The further away from the furnace the rooms are, the colder they are. Not much of a problem I assume if the furnace is in the middle of the house, but ours is on one end and the registers run across the basement ceiling to the bedrooms on the other end (single story.) The bedrooms are quite cold (I like that for sleeping, but not for all the girls in the house. I'm outnumbered.) We don't even have a very large house, practically a shack at 1000 sq foot single story and we still have a lot of heat loss running the distance in the ductwork to the bedrooms. Same thing for multi-story. Running up to an upper level is a lot of distance that heat has to move, so bedrooms are colder than the downstairs.
 
we just purchased a house and we were looking for hot air, because if we go to Florida in the winters it is easier to walk away from the house......hot water baseboard would either mean leaving it on during the winter (if we went to Florida) or draining the pipes ....
We ended up getting a house with baseboard and so far (this AM it was in the upper 20's outdoors) we are comfortable inside with the heat...
 
Definitely baseboards. I've lived in 2 houses with forced air and I hated it. Like others have said it's very drying, you go from hot to cold, and it was very hard to keep the upstairs warm without the first floor feeling like an oven.
 
we have forced hot air and it's not really good for air quality. Our house is pretty dry in the winter and pretty dusty also. The one advantage to having forced hot air was that we were able to add central AC with little problem, however, running AC through the vents is not ideal since the vents are on the floor or along the baseboards and cold air naturally drops down (as opposed to hot air rising) and our upstairs does not cool down enough. We have to place floor fans in front of each vent in the bedrooms to sort of pull the cool air out of the vents and circulate around the room.
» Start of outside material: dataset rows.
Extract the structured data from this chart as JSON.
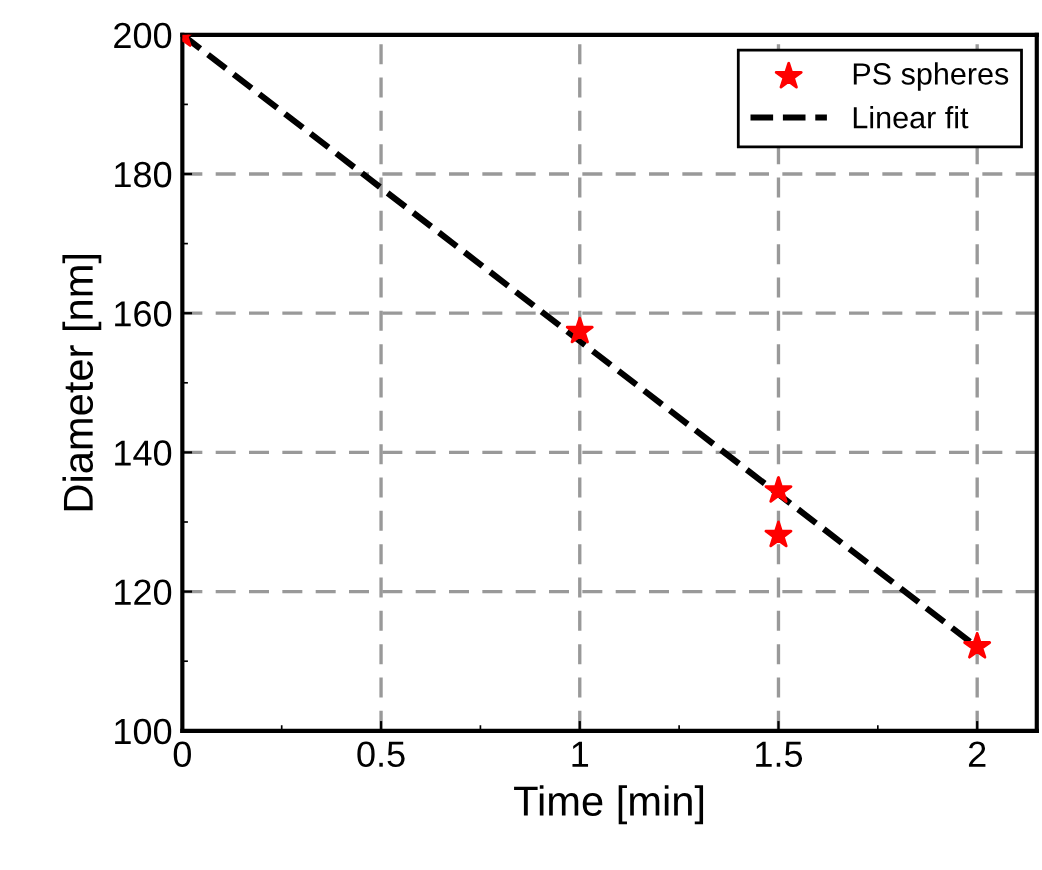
{
  "chart_data": {
    "type": "scatter",
    "xlabel": "Time [min]",
    "ylabel": "Diameter [nm]",
    "series": [
      {
        "name": "PS spheres",
        "color": "#ff0000",
        "marker": "star",
        "x": [
          0,
          1,
          1.5,
          1.5,
          2
        ],
        "values": [
          200,
          157.4,
          134.5,
          128.1,
          112.1
        ]
      },
      {
        "name": "Linear fit",
        "type": "line",
        "color": "#000000",
        "line_style": "dashed",
        "marker": "none",
        "x": [
          0,
          2
        ],
        "values": [
          200,
          112
        ]
      }
    ],
    "xlim": [
      0,
      2.15
    ],
    "ylim": [
      100,
      200
    ],
    "xticks": [
      0,
      0.5,
      1,
      1.5,
      2
    ],
    "yticks": [
      100,
      120,
      140,
      160,
      180,
      200
    ],
    "grid": true,
    "legend": "top right"
  }
}
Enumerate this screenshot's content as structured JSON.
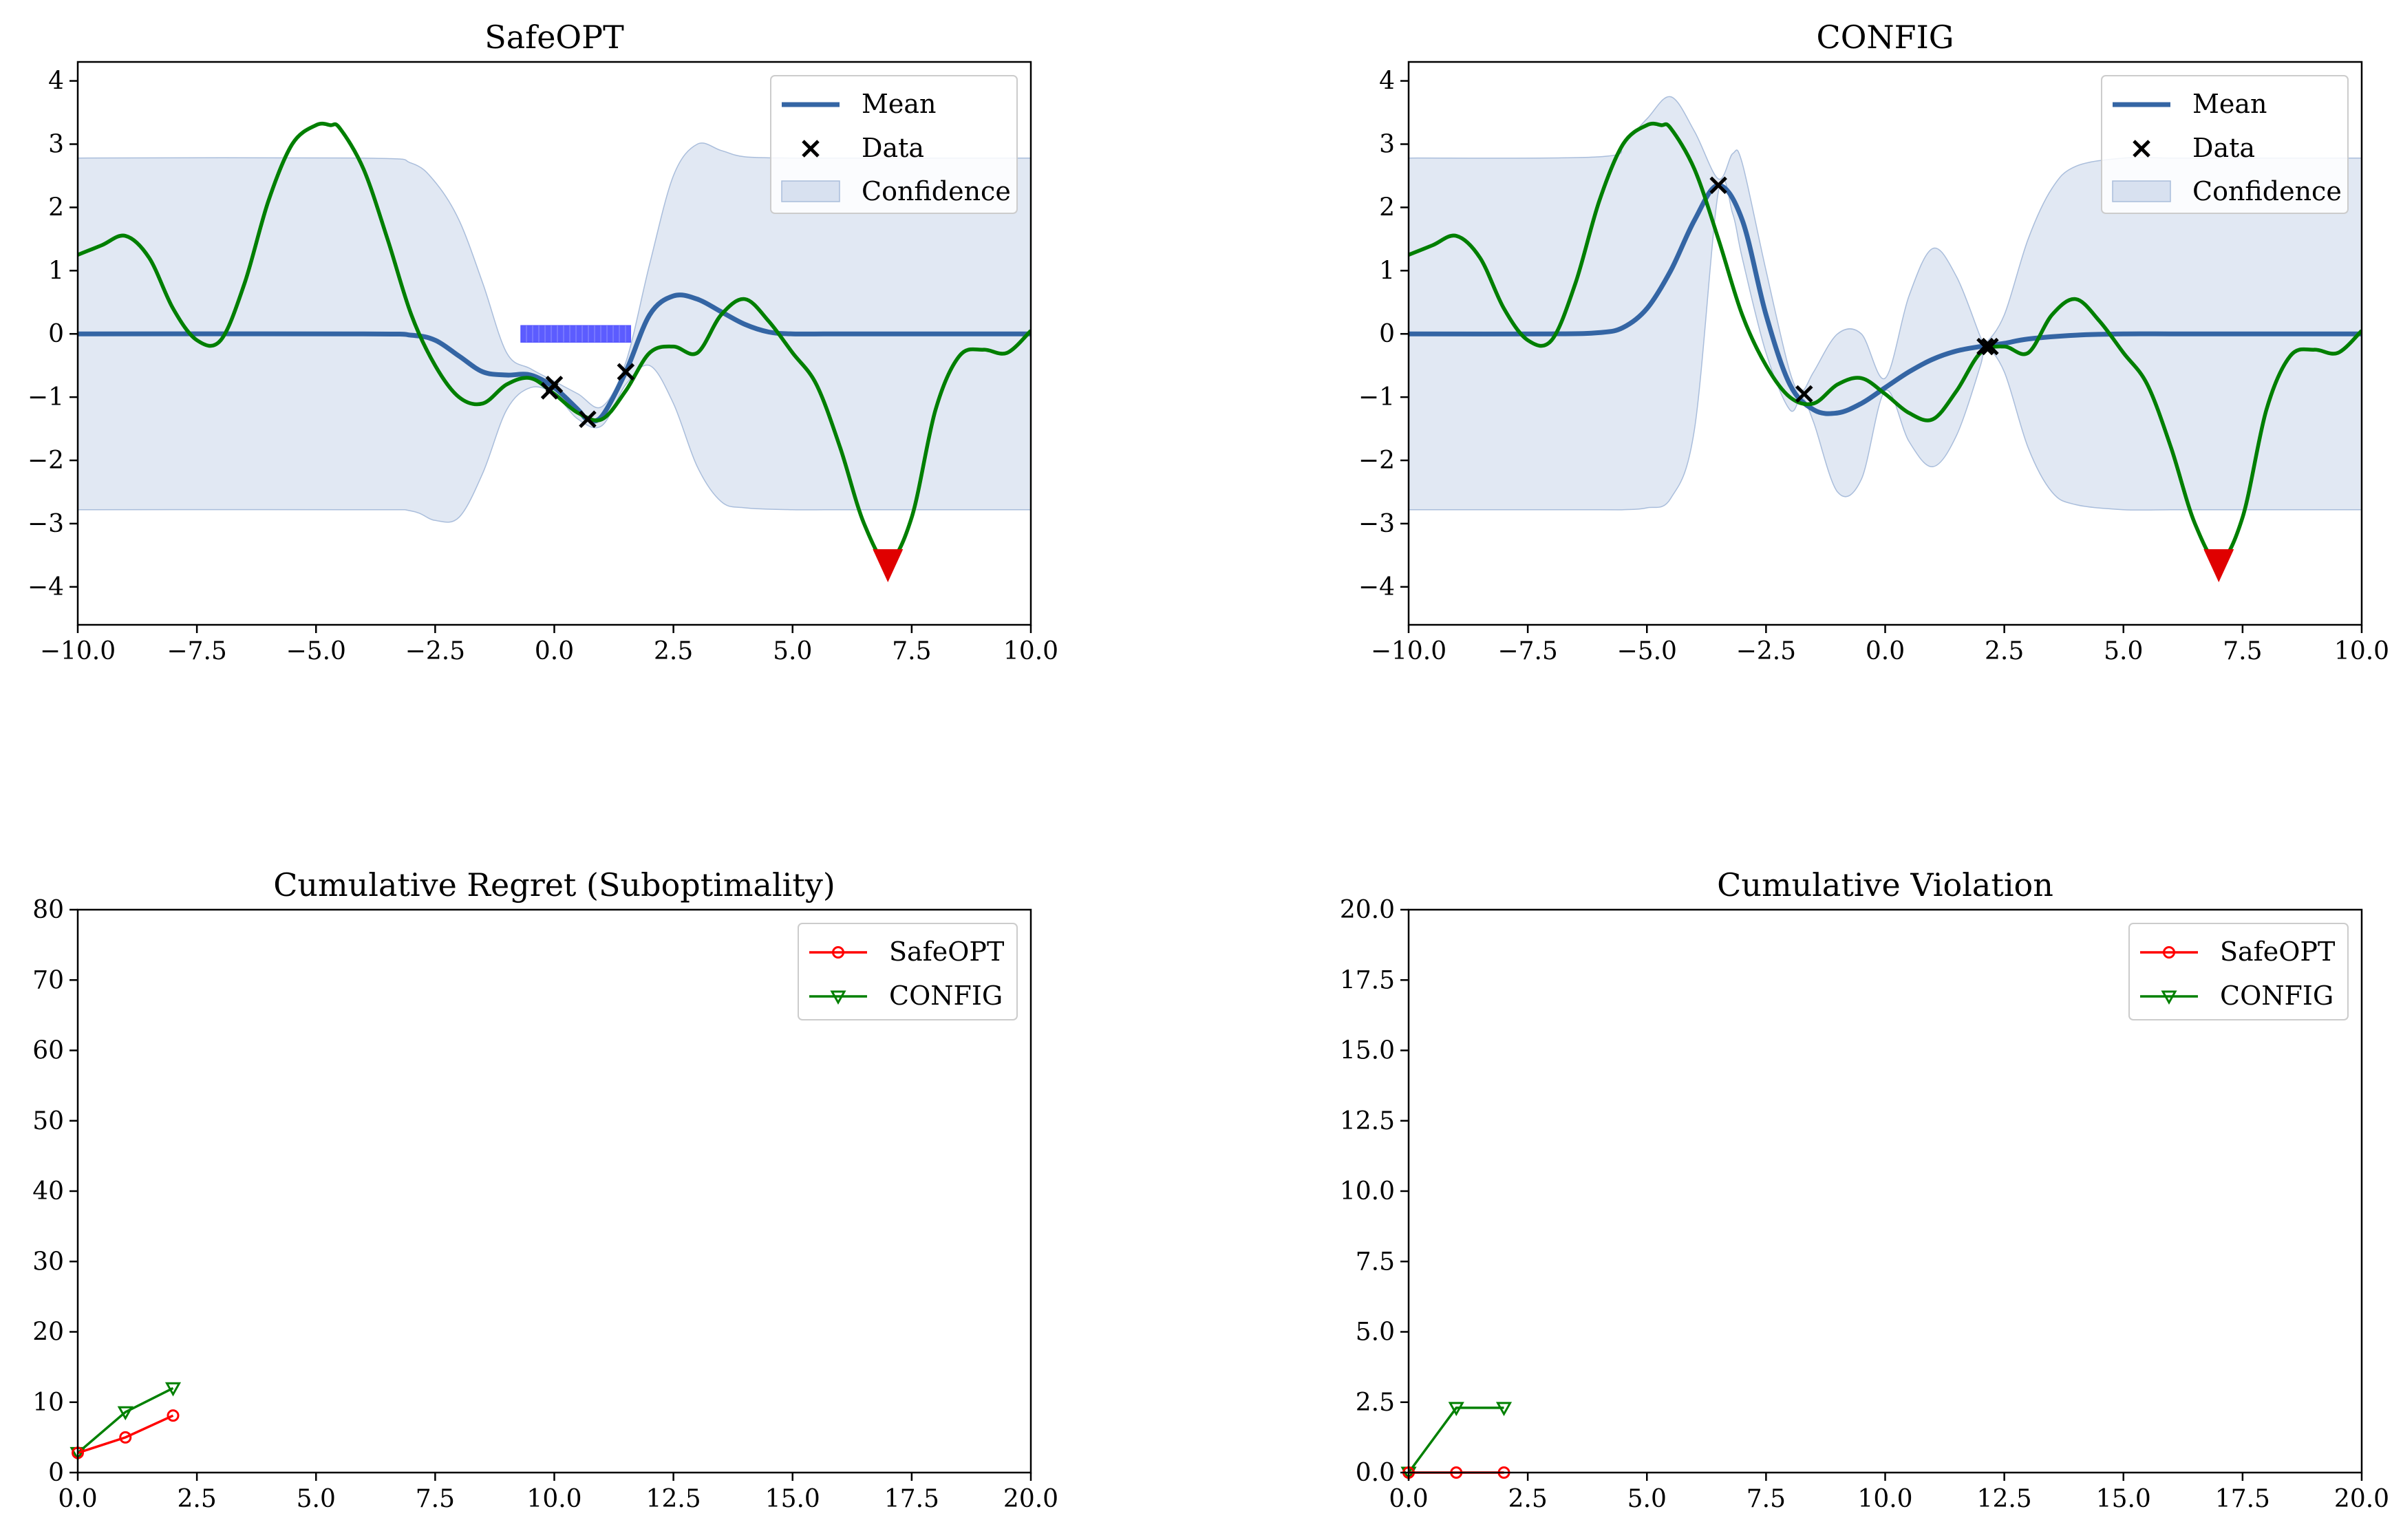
{
  "chart_data": [
    {
      "id": "safeopt",
      "type": "line",
      "title": "SafeOPT",
      "xlim": [
        -10,
        10
      ],
      "ylim": [
        -4.6,
        4.3
      ],
      "xticks": [
        -10,
        -7.5,
        -5,
        -2.5,
        0,
        2.5,
        5,
        7.5,
        10
      ],
      "xtick_labels": [
        "−10.0",
        "−7.5",
        "−5.0",
        "−2.5",
        "0.0",
        "2.5",
        "5.0",
        "7.5",
        "10.0"
      ],
      "yticks": [
        -4,
        -3,
        -2,
        -1,
        0,
        1,
        2,
        3,
        4
      ],
      "ytick_labels": [
        "−4",
        "−3",
        "−2",
        "−1",
        "0",
        "1",
        "2",
        "3",
        "4"
      ],
      "legend": {
        "position": "upper right",
        "entries": [
          "Mean",
          "Data",
          "Confidence"
        ]
      },
      "colors": {
        "mean": "#3465a4",
        "objective": "#007f00",
        "confidence": "#c9d6ea",
        "optimum": "#e00000",
        "safe_set": "#3333ff"
      },
      "objective_curve": {
        "x": [
          -10,
          -9.5,
          -9,
          -8.5,
          -8,
          -7.5,
          -7,
          -6.5,
          -6,
          -5.5,
          -5,
          -4.7,
          -4.5,
          -4,
          -3.5,
          -3,
          -2.5,
          -2,
          -1.5,
          -1,
          -0.5,
          0,
          0.5,
          1,
          1.5,
          2,
          2.5,
          3,
          3.5,
          4,
          4.5,
          5,
          5.5,
          6,
          6.5,
          7,
          7.5,
          8,
          8.5,
          9,
          9.5,
          10
        ],
        "y": [
          1.25,
          1.4,
          1.55,
          1.2,
          0.4,
          -0.1,
          -0.1,
          0.8,
          2.1,
          3.0,
          3.3,
          3.3,
          3.25,
          2.6,
          1.5,
          0.3,
          -0.5,
          -1.0,
          -1.1,
          -0.8,
          -0.7,
          -0.95,
          -1.25,
          -1.35,
          -0.9,
          -0.3,
          -0.2,
          -0.3,
          0.3,
          0.55,
          0.2,
          -0.3,
          -0.8,
          -1.8,
          -3.0,
          -3.6,
          -2.9,
          -1.2,
          -0.35,
          -0.25,
          -0.3,
          0.05
        ]
      },
      "mean_curve": {
        "x": [
          -10,
          -4,
          -3,
          -2.5,
          -2,
          -1.5,
          -1,
          -0.5,
          0,
          0.5,
          0.7,
          1,
          1.5,
          2,
          2.5,
          3,
          3.5,
          4,
          4.5,
          5,
          6,
          7,
          8,
          9,
          10
        ],
        "y": [
          0,
          0,
          -0.02,
          -0.1,
          -0.35,
          -0.6,
          -0.65,
          -0.65,
          -0.85,
          -1.2,
          -1.35,
          -1.3,
          -0.6,
          0.3,
          0.6,
          0.55,
          0.35,
          0.15,
          0.03,
          0,
          0,
          0,
          0,
          0,
          0
        ]
      },
      "confidence_band": {
        "x": [
          -10,
          -4,
          -3,
          -2.5,
          -2,
          -1.5,
          -1,
          -0.5,
          0,
          0.5,
          1,
          1.5,
          2,
          2.5,
          3,
          3.5,
          4,
          5,
          6,
          7,
          8,
          9,
          10
        ],
        "upper": [
          2.78,
          2.78,
          2.7,
          2.4,
          1.8,
          0.8,
          -0.3,
          -0.55,
          -0.75,
          -0.95,
          -1.15,
          -0.45,
          1.1,
          2.5,
          3.0,
          2.9,
          2.8,
          2.78,
          2.78,
          2.78,
          2.78,
          2.78,
          2.78
        ],
        "lower": [
          -2.78,
          -2.78,
          -2.8,
          -2.95,
          -2.9,
          -2.2,
          -1.2,
          -0.85,
          -0.95,
          -1.35,
          -1.45,
          -0.8,
          -0.5,
          -1.1,
          -2.1,
          -2.65,
          -2.75,
          -2.78,
          -2.78,
          -2.78,
          -2.78,
          -2.78,
          -2.78
        ]
      },
      "data_points": {
        "x": [
          0,
          -0.1,
          0.7,
          1.5
        ],
        "y": [
          -0.8,
          -0.9,
          -1.35,
          -0.6
        ]
      },
      "optimum": {
        "x": 7.0,
        "y": -3.6
      },
      "safe_set": {
        "x_start": -0.7,
        "x_end": 1.6,
        "y": 0
      }
    },
    {
      "id": "config",
      "type": "line",
      "title": "CONFIG",
      "xlim": [
        -10,
        10
      ],
      "ylim": [
        -4.6,
        4.3
      ],
      "xticks": [
        -10,
        -7.5,
        -5,
        -2.5,
        0,
        2.5,
        5,
        7.5,
        10
      ],
      "xtick_labels": [
        "−10.0",
        "−7.5",
        "−5.0",
        "−2.5",
        "0.0",
        "2.5",
        "5.0",
        "7.5",
        "10.0"
      ],
      "yticks": [
        -4,
        -3,
        -2,
        -1,
        0,
        1,
        2,
        3,
        4
      ],
      "ytick_labels": [
        "−4",
        "−3",
        "−2",
        "−1",
        "0",
        "1",
        "2",
        "3",
        "4"
      ],
      "legend": {
        "position": "upper right",
        "entries": [
          "Mean",
          "Data",
          "Confidence"
        ]
      },
      "colors": {
        "mean": "#3465a4",
        "objective": "#007f00",
        "confidence": "#c9d6ea",
        "optimum": "#e00000"
      },
      "objective_curve": {
        "x": [
          -10,
          -9.5,
          -9,
          -8.5,
          -8,
          -7.5,
          -7,
          -6.5,
          -6,
          -5.5,
          -5,
          -4.7,
          -4.5,
          -4,
          -3.5,
          -3,
          -2.5,
          -2,
          -1.5,
          -1,
          -0.5,
          0,
          0.5,
          1,
          1.5,
          2,
          2.5,
          3,
          3.5,
          4,
          4.5,
          5,
          5.5,
          6,
          6.5,
          7,
          7.5,
          8,
          8.5,
          9,
          9.5,
          10
        ],
        "y": [
          1.25,
          1.4,
          1.55,
          1.2,
          0.4,
          -0.1,
          -0.1,
          0.8,
          2.1,
          3.0,
          3.3,
          3.3,
          3.25,
          2.6,
          1.5,
          0.3,
          -0.5,
          -1.0,
          -1.1,
          -0.8,
          -0.7,
          -0.95,
          -1.25,
          -1.35,
          -0.9,
          -0.3,
          -0.2,
          -0.3,
          0.3,
          0.55,
          0.2,
          -0.3,
          -0.8,
          -1.8,
          -3.0,
          -3.6,
          -2.9,
          -1.2,
          -0.35,
          -0.25,
          -0.3,
          0.05
        ]
      },
      "mean_curve": {
        "x": [
          -10,
          -7,
          -6,
          -5.5,
          -5,
          -4.5,
          -4,
          -3.5,
          -3,
          -2.5,
          -2,
          -1.5,
          -1,
          -0.5,
          0,
          0.5,
          1,
          1.5,
          2,
          2.5,
          3,
          4,
          5,
          6,
          7,
          8,
          9,
          10
        ],
        "y": [
          0,
          0,
          0.02,
          0.1,
          0.4,
          1.0,
          1.8,
          2.35,
          1.8,
          0.3,
          -0.8,
          -1.2,
          -1.25,
          -1.1,
          -0.85,
          -0.6,
          -0.4,
          -0.27,
          -0.2,
          -0.15,
          -0.08,
          -0.02,
          0,
          0,
          0,
          0,
          0,
          0
        ]
      },
      "confidence_band": {
        "x": [
          -10,
          -6,
          -5.5,
          -5,
          -4.5,
          -4,
          -3.5,
          -3.2,
          -3,
          -2.5,
          -2,
          -1.75,
          -1.5,
          -1,
          -0.5,
          0,
          0.5,
          1,
          1.5,
          2,
          2.1,
          2.5,
          3,
          3.5,
          4,
          5,
          6,
          7,
          8,
          9,
          10
        ],
        "upper": [
          2.78,
          2.8,
          3.0,
          3.4,
          3.75,
          3.2,
          2.45,
          2.85,
          2.7,
          1.0,
          -0.6,
          -0.9,
          -0.6,
          0.0,
          0.0,
          -0.7,
          0.6,
          1.35,
          0.9,
          -0.05,
          -0.15,
          0.3,
          1.5,
          2.3,
          2.65,
          2.78,
          2.78,
          2.78,
          2.78,
          2.78,
          2.78
        ],
        "lower": [
          -2.78,
          -2.78,
          -2.78,
          -2.75,
          -2.6,
          -1.5,
          2.25,
          1.9,
          1.2,
          -0.3,
          -1.2,
          -1.0,
          -1.4,
          -2.5,
          -2.3,
          -0.9,
          -1.7,
          -2.1,
          -1.6,
          -0.5,
          -0.2,
          -0.6,
          -1.8,
          -2.5,
          -2.7,
          -2.78,
          -2.78,
          -2.78,
          -2.78,
          -2.78,
          -2.78
        ]
      },
      "data_points": {
        "x": [
          -3.5,
          -1.7,
          2.1,
          2.2
        ],
        "y": [
          2.35,
          -0.95,
          -0.2,
          -0.2
        ]
      },
      "optimum": {
        "x": 7.0,
        "y": -3.6
      }
    },
    {
      "id": "regret",
      "type": "line",
      "title": "Cumulative Regret (Suboptimality)",
      "xlim": [
        0,
        20
      ],
      "ylim": [
        0,
        80
      ],
      "xticks": [
        0,
        2.5,
        5,
        7.5,
        10,
        12.5,
        15,
        17.5,
        20
      ],
      "xtick_labels": [
        "0.0",
        "2.5",
        "5.0",
        "7.5",
        "10.0",
        "12.5",
        "15.0",
        "17.5",
        "20.0"
      ],
      "yticks": [
        0,
        10,
        20,
        30,
        40,
        50,
        60,
        70,
        80
      ],
      "ytick_labels": [
        "0",
        "10",
        "20",
        "30",
        "40",
        "50",
        "60",
        "70",
        "80"
      ],
      "legend": {
        "position": "upper right",
        "entries": [
          "SafeOPT",
          "CONFIG"
        ]
      },
      "series": [
        {
          "name": "SafeOPT",
          "color": "#ff0000",
          "marker": "circle",
          "x": [
            0,
            1,
            2
          ],
          "values": [
            2.8,
            5.0,
            8.1
          ]
        },
        {
          "name": "CONFIG",
          "color": "#008000",
          "marker": "triangle-down",
          "x": [
            0,
            1,
            2
          ],
          "values": [
            2.8,
            8.6,
            12.0
          ]
        }
      ]
    },
    {
      "id": "violation",
      "type": "line",
      "title": "Cumulative Violation",
      "xlim": [
        0,
        20
      ],
      "ylim": [
        0,
        20
      ],
      "xticks": [
        0,
        2.5,
        5,
        7.5,
        10,
        12.5,
        15,
        17.5,
        20
      ],
      "xtick_labels": [
        "0.0",
        "2.5",
        "5.0",
        "7.5",
        "10.0",
        "12.5",
        "15.0",
        "17.5",
        "20.0"
      ],
      "yticks": [
        0,
        2.5,
        5,
        7.5,
        10,
        12.5,
        15,
        17.5,
        20
      ],
      "ytick_labels": [
        "0.0",
        "2.5",
        "5.0",
        "7.5",
        "10.0",
        "12.5",
        "15.0",
        "17.5",
        "20.0"
      ],
      "legend": {
        "position": "upper right",
        "entries": [
          "SafeOPT",
          "CONFIG"
        ]
      },
      "series": [
        {
          "name": "SafeOPT",
          "color": "#ff0000",
          "marker": "circle",
          "x": [
            0,
            1,
            2
          ],
          "values": [
            0,
            0,
            0
          ]
        },
        {
          "name": "CONFIG",
          "color": "#008000",
          "marker": "triangle-down",
          "x": [
            0,
            1,
            2
          ],
          "values": [
            0,
            2.3,
            2.3
          ]
        }
      ]
    }
  ]
}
When you run AC specific ducts the vents will be placed at the ceiling level and will cool more efficiently than from the floor level. While it's not perfect, it's better than no AC at all for sure, but I'm not sure I'd put in air ducts in your situation. I guess best thing to do is to price it out both ways, then weigh the pros and cons.
 
I'll be the lone disenter here. I much preferred forced air to baseboards. It takes forever for the water to get through all my baseboards where as the forced air was equal in all rooms. It's easier to close off one room on forced air & you can put filters in all your vents. Baseboards are huge dust catchers that I spend every week washing down.
 
A lot of things said here abot forced air is not true. I have an oil furnace used with a dedicated ventilation unit called an hrv. My humidity is always between 40-60 percent. My air quality is excellent(because of the hrv), and my temp is easy to set, maintain, and adjust. People who talk about could and hot floors to me says improperly sized ducting.

Although if you want the ultimate in efficiency I would recommend electric heat.
Anytime you use a radiant heat source you have to consider ventilation. You need air circulation in your house to maintain a clean and healthy environment.
 
The fanciest forced hot air and air conditioning combinations have three sets of ducts for a two story house, four sets of ducts for a 3 story house, etc. Registers are in both floor and ceiling with louvers to select using the ducts above for AC in summer and using the ducts below for heat in winter.

I disagree that forced air heating dries out the air in an unusual manner. Most of the air going through the system is recirculated so the humidity in the air is not lost. Simply heating the air causes the relative humidity to go down; air rising from radiators is similarly affected. Humidifiers have just as much a place in a baseboard/radiator heated house as in a forced hot air heated house.

Both forced hot air registers and baseboards have (or should have) louvers to balance the heating in different rooms.

If you have heating problems putting filters at each register in a hot air system, remove those filters and put just one large filter panel down in the furnace.